Ajeno a este terrible incidente, del que había sido causa indirecta, Anthony Whitelands salió del metro y después de andar un poco se encontró en la explanada del mercado de pescado situado en las inmediaciones de la Puerta de Toledo. A aquella hora toda actividad había concluido y en la explanada, gatos y ratas se disputaban pestilentes residuos a la escasa luz de los reverberos. En el aire glacial de la noche, que el hedor proveniente del pescado y el marisco podridos hacía irrespirable, zumbaban enjambres de moscas. Anthony buscaba inútilmente en aquel dantesco yermo alguna persona que pudiera indicarle cómo encontrar la calle de la Arganzuela. En un extremo de la explanada había una batería de camiones. Hundiendo los zapatos en las roderas encharcadas, Anthony fue hasta allí con la esperanza de encontrar algún camionero dormido en la cabina, pero todas estaban vacías, cosa comprensible en vista del tufo nauseabundo que desprendían los camiones.
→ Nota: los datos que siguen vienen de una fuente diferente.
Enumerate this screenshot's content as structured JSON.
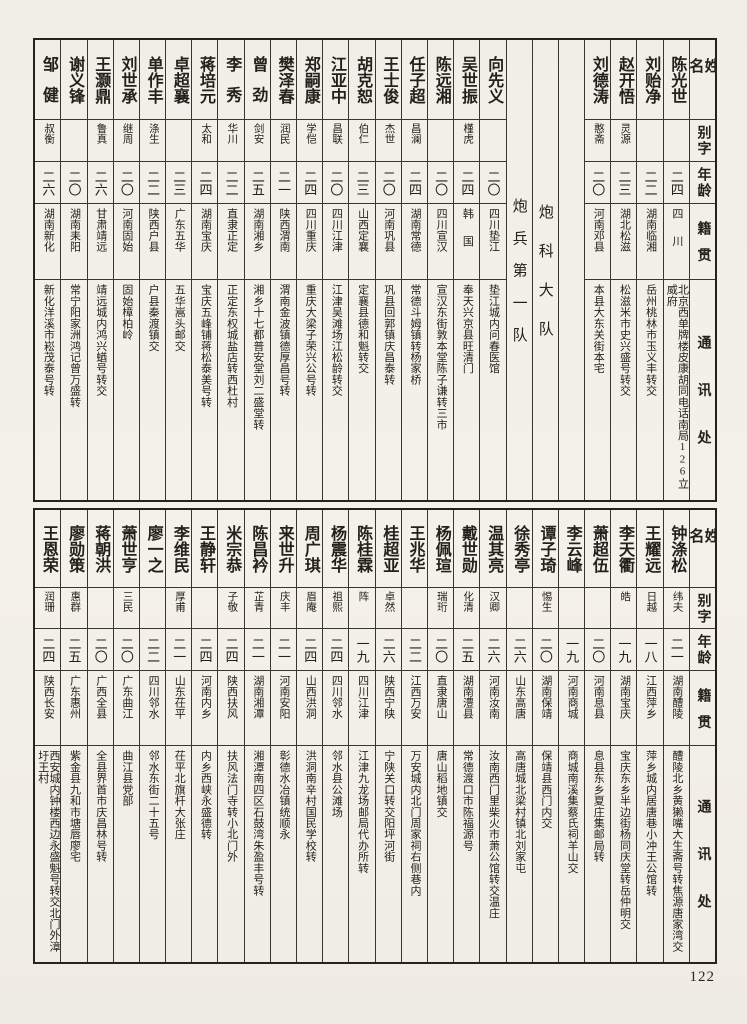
{
  "page": {
    "number": "122",
    "paper_color": "#f2efe8",
    "ink_color": "#24201b"
  },
  "column_headers": {
    "name": "姓名",
    "zi": "别字",
    "age": "年龄",
    "native": "籍贯",
    "contact": "通讯处"
  },
  "top_table": {
    "columns": [
      {
        "type": "entry",
        "name": "陈光世",
        "zi": "",
        "age": "二四",
        "native": "四川",
        "addr": "北京西单牌楼皮康胡同电话南局126立威府"
      },
      {
        "type": "entry",
        "name": "刘贻净",
        "zi": "",
        "age": "二二",
        "native": "湖南临湘",
        "addr": "岳州桃林市玉义丰转交"
      },
      {
        "type": "entry",
        "name": "赵开悟",
        "zi": "灵源",
        "age": "二三",
        "native": "湖北松滋",
        "addr": "松滋米市史兴盛号转交"
      },
      {
        "type": "entry",
        "name": "刘德涛",
        "zi": "憨斋",
        "age": "二〇",
        "native": "河南邓县",
        "addr": "本县大东关街本宅"
      },
      {
        "type": "spacer"
      },
      {
        "type": "section",
        "label": "炮科大队"
      },
      {
        "type": "section",
        "label": "炮兵第一队"
      },
      {
        "type": "entry",
        "name": "向先义",
        "zi": "",
        "age": "二〇",
        "native": "四川垫江",
        "addr": "垫江城内问春医馆"
      },
      {
        "type": "entry",
        "name": "吴世振",
        "zi": "槿虎",
        "age": "二四",
        "native": "韩国",
        "addr": "奉天兴京县旺清门"
      },
      {
        "type": "entry",
        "name": "陈远湘",
        "zi": "",
        "age": "二〇",
        "native": "四川宣汉",
        "addr": "宣汉东街敦本堂陈子谦转三市"
      },
      {
        "type": "entry",
        "name": "任子超",
        "zi": "昌澜",
        "age": "二四",
        "native": "湖南常德",
        "addr": "常德斗姆镇转杨家桥"
      },
      {
        "type": "entry",
        "name": "王士俊",
        "zi": "杰世",
        "age": "二〇",
        "native": "河南巩县",
        "addr": "巩县回郭镇庆昌泰转"
      },
      {
        "type": "entry",
        "name": "胡克恕",
        "zi": "伯仁",
        "age": "二三",
        "native": "山西定襄",
        "addr": "定襄县德和魁转交"
      },
      {
        "type": "entry",
        "name": "江亚中",
        "zi": "昌联",
        "age": "二〇",
        "native": "四川江津",
        "addr": "江津吴滩场江松龄转交"
      },
      {
        "type": "entry",
        "name": "郑嗣康",
        "zi": "学恺",
        "age": "二四",
        "native": "四川重庆",
        "addr": "重庆大梁子荣兴公号转"
      },
      {
        "type": "entry",
        "name": "樊泽春",
        "zi": "润民",
        "age": "二一",
        "native": "陕西渭南",
        "addr": "渭南金波镇德厚昌号转"
      },
      {
        "type": "entry",
        "name": "曾劲",
        "zi": "剑安",
        "age": "二五",
        "native": "湖南湘乡",
        "addr": "湘乡十七都普安堂刘二盛堂转"
      },
      {
        "type": "entry",
        "name": "李秀",
        "zi": "华川",
        "age": "二二",
        "native": "直隶正定",
        "addr": "正定东权城盐店转西杜村"
      },
      {
        "type": "entry",
        "name": "蒋培元",
        "zi": "太和",
        "age": "二四",
        "native": "湖南宝庆",
        "addr": "宝庆五峰铺蒋松泰美号转"
      },
      {
        "type": "entry",
        "name": "卓超襄",
        "zi": "",
        "age": "二三",
        "native": "广东五华",
        "addr": "五华嵩头邮交"
      },
      {
        "type": "entry",
        "name": "单作丰",
        "zi": "涤生",
        "age": "二二",
        "native": "陕西户县",
        "addr": "户县秦渡镇交"
      },
      {
        "type": "entry",
        "name": "刘世承",
        "zi": "继周",
        "age": "二〇",
        "native": "河南固始",
        "addr": "固始樟柏岭"
      },
      {
        "type": "entry",
        "name": "王灏鼎",
        "zi": "鲁真",
        "age": "二六",
        "native": "甘肃靖远",
        "addr": "靖远城内鸿兴蝤号转交"
      },
      {
        "type": "entry",
        "name": "谢义锋",
        "zi": "",
        "age": "二〇",
        "native": "湖南耒阳",
        "addr": "常宁阳家洲鸿记曾万盛转"
      },
      {
        "type": "entry",
        "name": "邹健",
        "zi": "叔衡",
        "age": "二六",
        "native": "湖南新化",
        "addr": "新化洋溪市崧茂泰号转"
      }
    ]
  },
  "bottom_table": {
    "columns": [
      {
        "type": "entry",
        "name": "钟涤松",
        "zi": "纬夫",
        "age": "二一",
        "native": "湖南醴陵",
        "addr": "醴陵北乡黄獭嘴大生斋号转焦源唐家湾交"
      },
      {
        "type": "entry",
        "name": "王耀远",
        "zi": "日越",
        "age": "一八",
        "native": "江西萍乡",
        "addr": "萍乡城内居唐巷小冲王公馆转"
      },
      {
        "type": "entry",
        "name": "李天衢",
        "zi": "皓",
        "age": "一九",
        "native": "湖南宝庆",
        "addr": "宝庆东乡半边街杨同庆堂转岳仲明交"
      },
      {
        "type": "entry",
        "name": "萧超伍",
        "zi": "",
        "age": "二〇",
        "native": "河南息县",
        "addr": "息县东乡夏庄集邮局转"
      },
      {
        "type": "entry",
        "name": "李云峰",
        "zi": "",
        "age": "一九",
        "native": "河南商城",
        "addr": "商城南溪集蔡氏祠羊山交"
      },
      {
        "type": "entry",
        "name": "谭子琦",
        "zi": "惕生",
        "age": "二〇",
        "native": "湖南保靖",
        "addr": "保靖县西门内交"
      },
      {
        "type": "entry",
        "name": "徐秀亭",
        "zi": "",
        "age": "二六",
        "native": "山东高唐",
        "addr": "高唐城北梁村镇北刘家屯"
      },
      {
        "type": "entry",
        "name": "温其亮",
        "zi": "汉卿",
        "age": "二六",
        "native": "河南汝南",
        "addr": "汝南西门里柴火市萧公馆转交温庄"
      },
      {
        "type": "entry",
        "name": "戴世勋",
        "zi": "化清",
        "age": "二五",
        "native": "湖南澧县",
        "addr": "常德渡口市陈福源号"
      },
      {
        "type": "entry",
        "name": "杨佩瑄",
        "zi": "瑞珩",
        "age": "二〇",
        "native": "直隶唐山",
        "addr": "唐山稻地镇交"
      },
      {
        "type": "entry",
        "name": "王兆华",
        "zi": "",
        "age": "二二",
        "native": "江西万安",
        "addr": "万安城内北门周家祠右侧巷内"
      },
      {
        "type": "entry",
        "name": "桂超亚",
        "zi": "卓然",
        "age": "二六",
        "native": "陕西宁陕",
        "addr": "宁陕关口转交阳坪河街"
      },
      {
        "type": "entry",
        "name": "陈桂霖",
        "zi": "阵",
        "age": "一九",
        "native": "四川江津",
        "addr": "江津九龙场邮局代办所转"
      },
      {
        "type": "entry",
        "name": "杨震华",
        "zi": "祖熙",
        "age": "二四",
        "native": "四川邻水",
        "addr": "邻水县公滩场"
      },
      {
        "type": "entry",
        "name": "周广琪",
        "zi": "眉庵",
        "age": "二四",
        "native": "山西洪洞",
        "addr": "洪洞南辛村国民学校转"
      },
      {
        "type": "entry",
        "name": "来世升",
        "zi": "庆丰",
        "age": "二一",
        "native": "河南安阳",
        "addr": "彰德水冶镇统顺永"
      },
      {
        "type": "entry",
        "name": "陈昌衿",
        "zi": "芷青",
        "age": "二一",
        "native": "湖南湘潭",
        "addr": "湘潭南四区石鼓湾朱盈丰号转"
      },
      {
        "type": "entry",
        "name": "米宗恭",
        "zi": "子敬",
        "age": "二四",
        "native": "陕西扶风",
        "addr": "扶风法门寺转小北门外"
      },
      {
        "type": "entry",
        "name": "王静轩",
        "zi": "",
        "age": "二四",
        "native": "河南内乡",
        "addr": "内乡西峡永盛德转"
      },
      {
        "type": "entry",
        "name": "李维民",
        "zi": "厚甫",
        "age": "二一",
        "native": "山东茌平",
        "addr": "茌平北旗杆大张庄"
      },
      {
        "type": "entry",
        "name": "廖一之",
        "zi": "",
        "age": "二二",
        "native": "四川邻水",
        "addr": "邻水东街二十五号"
      },
      {
        "type": "entry",
        "name": "萧世亨",
        "zi": "三民",
        "age": "二〇",
        "native": "广东曲江",
        "addr": "曲江县党部"
      },
      {
        "type": "entry",
        "name": "蒋朝洪",
        "zi": "",
        "age": "二〇",
        "native": "广西全县",
        "addr": "全县界首市庆昌林号转"
      },
      {
        "type": "entry",
        "name": "廖勋策",
        "zi": "惠群",
        "age": "二五",
        "native": "广东惠州",
        "addr": "紫金县九和市塘唇廖宅"
      },
      {
        "type": "entry",
        "name": "王恩荣",
        "zi": "润珊",
        "age": "二四",
        "native": "陕西长安",
        "addr": "西安城内钟楼西边永盛魁号转交北门外漳圩王村"
      }
    ]
  }
}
Finalmente encontró el lugar que buscaba por el fatigoso y desagradable método de callejear por la zona. Cuando finalmente llegó a la esquina de la calle de la Arganzuela con el callejón del Mellizo, ya eran las siete y ocho minutos.
Durante la búsqueda, le asaltó la sospecha de que todo aquello era bastante raro. Hasta entonces había actuado con la tranquilidad de saber que el autor de la cita, según le había dicho el recepcionista, era un inglés: nada malo podía venir de un compatriota. Ahora, sin embargo, se preguntaba qué clase de inglés habría elegido como punto de encuentro aquel paraje abandonado y siniestro, salvo que fuera para sustraerse a las pesquisas de la policía local.